When one thinks of great monster predator films, Jaws, with its layered tension and iconic cinematography comes to mind. Since then, many films of that genre have tried and failed to imitate its success. Director Alexandre Aja’s Crawl attempts to dethrone the almighty Great White with a slew of gargantuan alligators but fails to live up to the legacy.

The answer to an iconic monster isn’t more monsters or even more conflicts; it’s more tension. Yet Crawl features multiple alligators (and some baby spawn too) tracking two injured family members who are trapped in the confines of a basement during a hurricane. It’s a Jenga tower built to fall.

Unlike other films that successfully showcase a shattering tension with a slow build, the conflict in this film is so dense, so desperately grasping at any straw it can get its hands on, that the audience has no time to even anticipate it. Tension should be bred from contradictions such as night and day or holiday celebrations and death. Instead of varied images and tones, Crawl gives us the same one over and over: alligators swirling in a dark, dank basement. And as a result, we get the same jump scare again and again with each clamp of a gator jaw on bone or the near miss of one.

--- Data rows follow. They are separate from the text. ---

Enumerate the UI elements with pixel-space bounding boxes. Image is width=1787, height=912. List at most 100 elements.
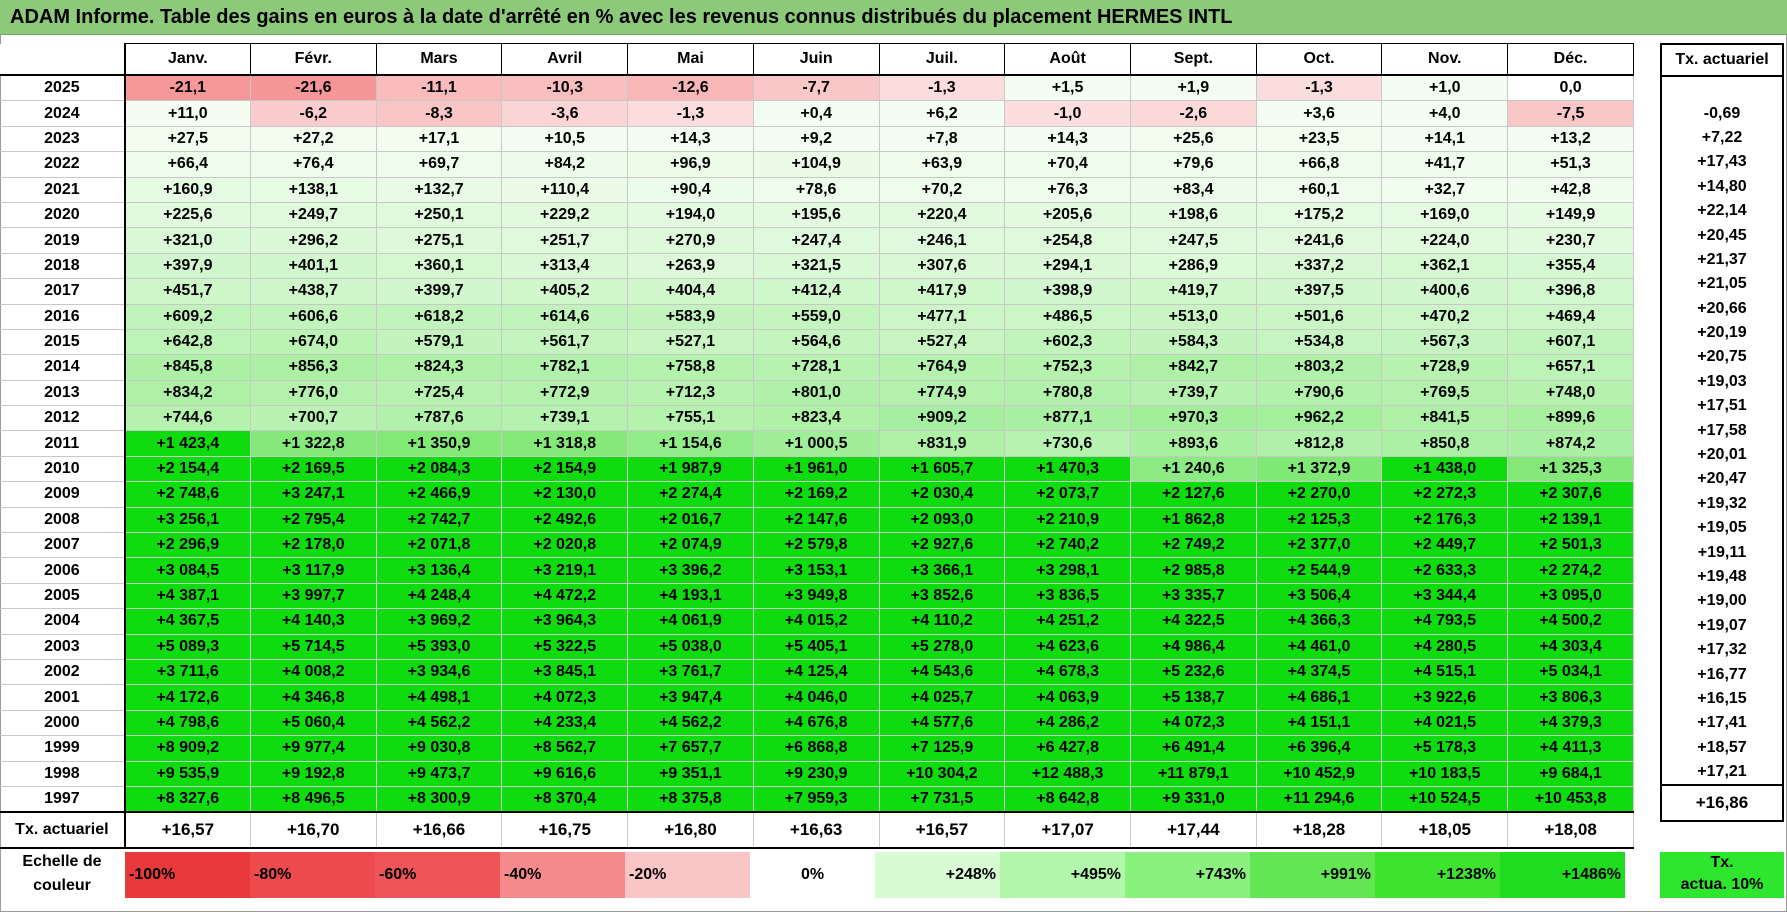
gain-cell: +4 367,5 (124, 608, 251, 635)
gain-cell: +251,7 (501, 227, 629, 254)
gain-cell: +728,1 (752, 354, 880, 381)
table-row: 2010 +2 154,4 +2 169,5 +2 084,3 +2 154,9 +1 9… (0, 455, 1634, 483)
gain-cell: +1 438,0 (1381, 455, 1509, 483)
table-row: 2019 +321,0 +296,2 +275,1 +251,7 +270,9 +247,4… (0, 227, 1634, 254)
year-label: 2002 (0, 658, 126, 686)
gain-cell: +4 472,2 (501, 582, 629, 610)
color-scale-legend: -100% -80% -60% -40% -20% 0% +248% +495% +743% +9… (125, 852, 1625, 898)
gain-cell: +96,9 (627, 151, 754, 178)
gain-cell: -1,3 (627, 100, 754, 127)
gain-cell: +3 934,6 (375, 658, 503, 686)
year-label: 2004 (0, 608, 126, 635)
gain-cell: +225,6 (124, 201, 251, 229)
gain-cell: +3 845,1 (501, 658, 629, 686)
gain-cell: +2 139,1 (1507, 506, 1634, 534)
gain-cell: +247,4 (752, 227, 880, 254)
gain-cell: +79,6 (1129, 151, 1257, 178)
tx-cell: +14,80 (1660, 174, 1784, 199)
gain-cell: +5 034,1 (1507, 658, 1634, 686)
table-row: 2003 +5 089,3 +5 714,5 +5 393,0 +5 322,5 +5 0… (0, 633, 1634, 660)
gain-cell: +6 396,4 (1255, 735, 1383, 762)
gain-cell: +9 473,7 (375, 760, 503, 787)
gain-cell: +175,2 (1255, 201, 1383, 229)
gain-cell: +2 130,0 (501, 481, 629, 508)
gain-cell: +674,0 (249, 328, 377, 356)
year-label: 2021 (0, 176, 126, 203)
year-label: 2023 (0, 125, 126, 153)
gain-cell: +6,2 (878, 100, 1006, 127)
table-row: 2002 +3 711,6 +4 008,2 +3 934,6 +3 845,1 +3 7… (0, 658, 1634, 686)
gain-cell: +2 071,8 (375, 532, 503, 559)
tx-cell (1660, 76, 1784, 102)
report-title: ADAM Informe. Table des gains en euros à… (10, 6, 1233, 28)
gain-cell: +1 987,9 (627, 455, 754, 483)
gain-cell: +752,3 (1004, 354, 1131, 381)
gain-cell: +4 063,9 (1004, 684, 1131, 711)
gain-cell: +4 346,8 (249, 684, 377, 711)
gain-cell: +2 147,6 (752, 506, 880, 534)
month-header: Juil. (878, 43, 1006, 76)
gain-cell: +5 405,1 (752, 633, 880, 660)
table-row: 2025 -21,1 -21,6 -11,1 -10,3 -12,6 -7,7 -1,3 +1,… (0, 74, 1634, 102)
gain-cell: +5 714,5 (249, 633, 377, 660)
tx-row: +17,21 (1660, 759, 1784, 786)
gain-cell: +3 298,1 (1004, 557, 1131, 584)
tx-row: +19,07 (1660, 613, 1784, 638)
gain-cell: +790,6 (1255, 379, 1383, 407)
gain-cell: +3 366,1 (878, 557, 1006, 584)
table-row: 1997 +8 327,6 +8 496,5 +8 300,9 +8 370,4 +8 3… (0, 785, 1634, 813)
gain-cell: +823,4 (752, 405, 880, 432)
gain-cell: +3 836,5 (1004, 582, 1131, 610)
table-row: 2017 +451,7 +438,7 +399,7 +405,2 +404,4 +412,4… (0, 278, 1634, 305)
gain-cell: +606,6 (249, 303, 377, 330)
gain-cell: +70,2 (878, 176, 1006, 203)
gain-cell: +4 061,9 (627, 608, 754, 635)
gain-cell: +3 136,4 (375, 557, 503, 584)
gain-cell: +8 375,8 (627, 785, 754, 813)
gain-cell: +831,9 (878, 430, 1006, 457)
gain-cell: +263,9 (627, 252, 754, 280)
tx-summary-cell: +16,86 (1660, 784, 1784, 823)
gain-cell: +1 372,9 (1255, 455, 1383, 483)
gain-cell: +657,1 (1507, 354, 1634, 381)
gain-cell: +3 256,1 (124, 506, 251, 534)
gain-cell: +2 633,3 (1381, 557, 1509, 584)
gain-cell: +4 322,5 (1129, 608, 1257, 635)
tx-row: +17,32 (1660, 637, 1784, 663)
gain-cell: +618,2 (375, 303, 503, 330)
gain-cell: -6,2 (249, 100, 377, 127)
gain-cell: +3 117,9 (249, 557, 377, 584)
table-row: 2015 +642,8 +674,0 +579,1 +561,7 +527,1 +564,6… (0, 328, 1634, 356)
month-header: Oct. (1255, 43, 1383, 76)
gain-cell: +11,0 (124, 100, 251, 127)
legend-swatch: -100% (125, 852, 250, 898)
gain-cell: +5 393,0 (375, 633, 503, 660)
gain-cell: +76,4 (249, 151, 377, 178)
gain-cell: +2 016,7 (627, 506, 754, 534)
legend-swatch: +1486% (1500, 852, 1625, 898)
gain-cell: +4 500,2 (1507, 608, 1634, 635)
gain-cell: +4 303,4 (1507, 633, 1634, 660)
gain-cell: +250,1 (375, 201, 503, 229)
gain-cell: +469,4 (1507, 303, 1634, 330)
year-label: 2011 (0, 430, 126, 457)
gain-cell: +730,6 (1004, 430, 1131, 457)
table-row: 1999 +8 909,2 +9 977,4 +9 030,8 +8 562,7 +7 6… (0, 735, 1634, 762)
gain-cell: +396,8 (1507, 278, 1634, 305)
year-label: 2003 (0, 633, 126, 660)
gain-cell: +4 193,1 (627, 582, 754, 610)
gain-cell: +3 969,2 (375, 608, 503, 635)
gain-cell: +4 251,2 (1004, 608, 1131, 635)
gain-cell: +486,5 (1004, 303, 1131, 330)
gain-cell: +247,5 (1129, 227, 1257, 254)
tx-summary-row: +16,86 (1660, 784, 1784, 823)
gain-cell: -7,7 (752, 74, 880, 102)
gain-cell: -10,3 (501, 74, 629, 102)
gain-cell: -1,3 (878, 74, 1006, 102)
gain-cell: +3 947,4 (627, 684, 754, 711)
gain-cell: +1,0 (1381, 74, 1509, 102)
gain-cell: +198,6 (1129, 201, 1257, 229)
gain-cell: +2 074,9 (627, 532, 754, 559)
gain-cell: +417,9 (878, 278, 1006, 305)
gain-cell: +8 642,8 (1004, 785, 1131, 813)
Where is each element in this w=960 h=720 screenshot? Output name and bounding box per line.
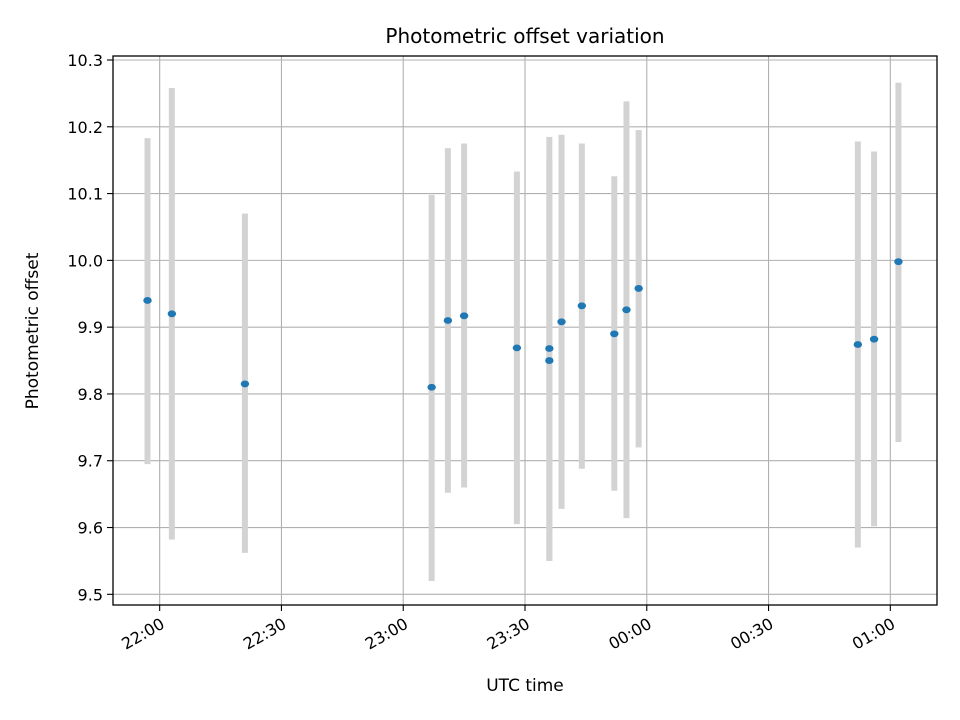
grid [113, 56, 937, 605]
data-point [443, 317, 453, 324]
data-point [622, 306, 631, 314]
data-point [167, 310, 177, 318]
data-point [545, 345, 554, 352]
y-tick-label: 10.3 [67, 51, 103, 70]
y-tick-label: 9.6 [78, 519, 103, 538]
data-point [610, 330, 619, 338]
y-tick-label: 9.7 [78, 452, 103, 471]
y-axis-label: Photometric offset [23, 252, 43, 409]
y-tick-label: 9.8 [78, 385, 103, 404]
data-point [143, 297, 152, 304]
ticks [107, 59, 891, 611]
y-tick-label: 10.1 [67, 185, 103, 204]
y-tick-label: 10.0 [67, 251, 103, 270]
data-point [869, 335, 879, 343]
y-tick-label: 9.5 [78, 585, 103, 604]
data-point [634, 285, 643, 292]
y-tick-label: 9.9 [78, 318, 103, 337]
data-point [240, 380, 250, 388]
data-points [143, 258, 903, 391]
data-point [512, 344, 522, 352]
data-point [545, 357, 554, 364]
data-point [427, 383, 436, 391]
data-point [894, 258, 903, 266]
chart-title: Photometric offset variation [385, 24, 664, 48]
x-axis-label: UTC time [486, 676, 564, 696]
data-point [577, 302, 587, 310]
data-point [853, 341, 863, 348]
y-tick-label: 10.2 [67, 118, 103, 137]
data-point [459, 312, 469, 320]
data-point [557, 318, 566, 326]
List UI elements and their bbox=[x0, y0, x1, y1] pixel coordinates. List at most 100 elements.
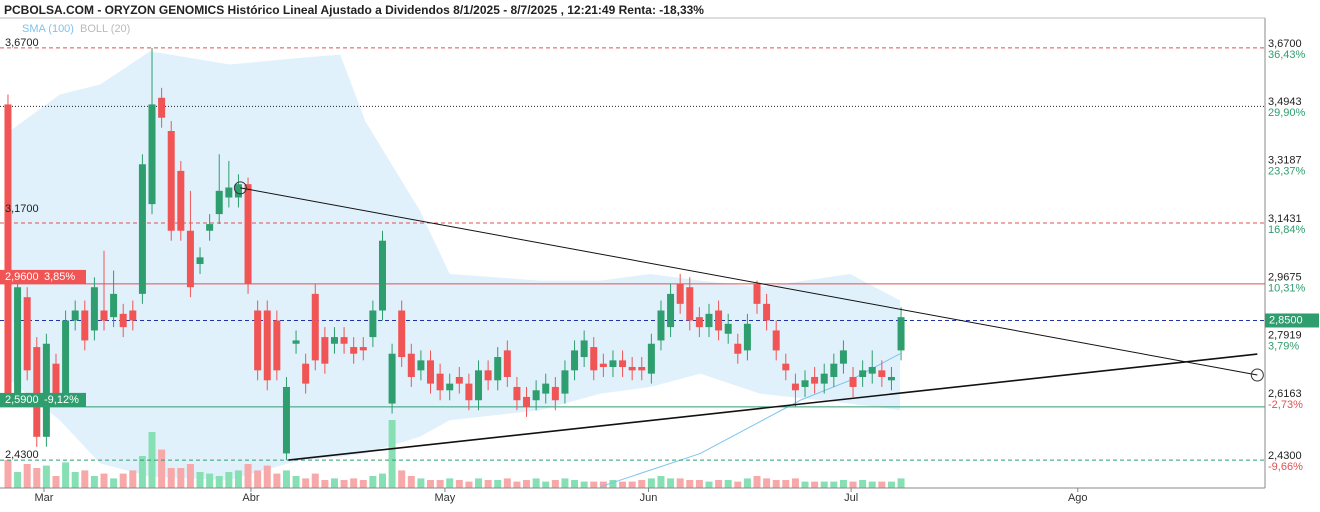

It would have been better if the additional conflicts in Crawl, such as the rising floodwater in the basement, were highlighted in a more conscious and deliberate way. But it seems for time’s sake, we immediately go from no water to “we have one hour until we’re underwater.”

A suspenseful musical score is something the film could’ve used to its advantage. Crawl showed potential in its trailers because of its unique score and utilization of a paranoid uptick of water dripping on pipes, which felt eerie and intriguingly unheard of before. Yet, it is strangely missing from the actual movie. Most likely, it would’ve become either lost within the incessantly loud banging on pipes with wrenches to distract the alligators or buried under the torrential downpour of the hurricane. But the end result proves that such a score could have gone a long way.

One of the brighter aspects of the film is its acting, particularly by Kaya Scodelario. She portrays Haley, a collegiate swimmer with a shaky relationship with her father (Barry Pepper). She is also the camel carrying the weight of this film. From evading, fighting, and tricking alligators to salvaging wounds and communicating familial dysfunction to her absentee father, Scodelario does almost all the physical and emotional legwork with relative ease. She can act; it is just as apparent now as it was when, as a teenager, she impressed audiences in Skins (U.K.).

Scodelario’s scrappy attempts at heroism only elevate the film slightly above cheap fare such as Sharknado. Ultimately, Crawl lacks a formative, cinematic understanding of tension. Jaws seems to have written the book on the subject, but Crawl throws it out the window.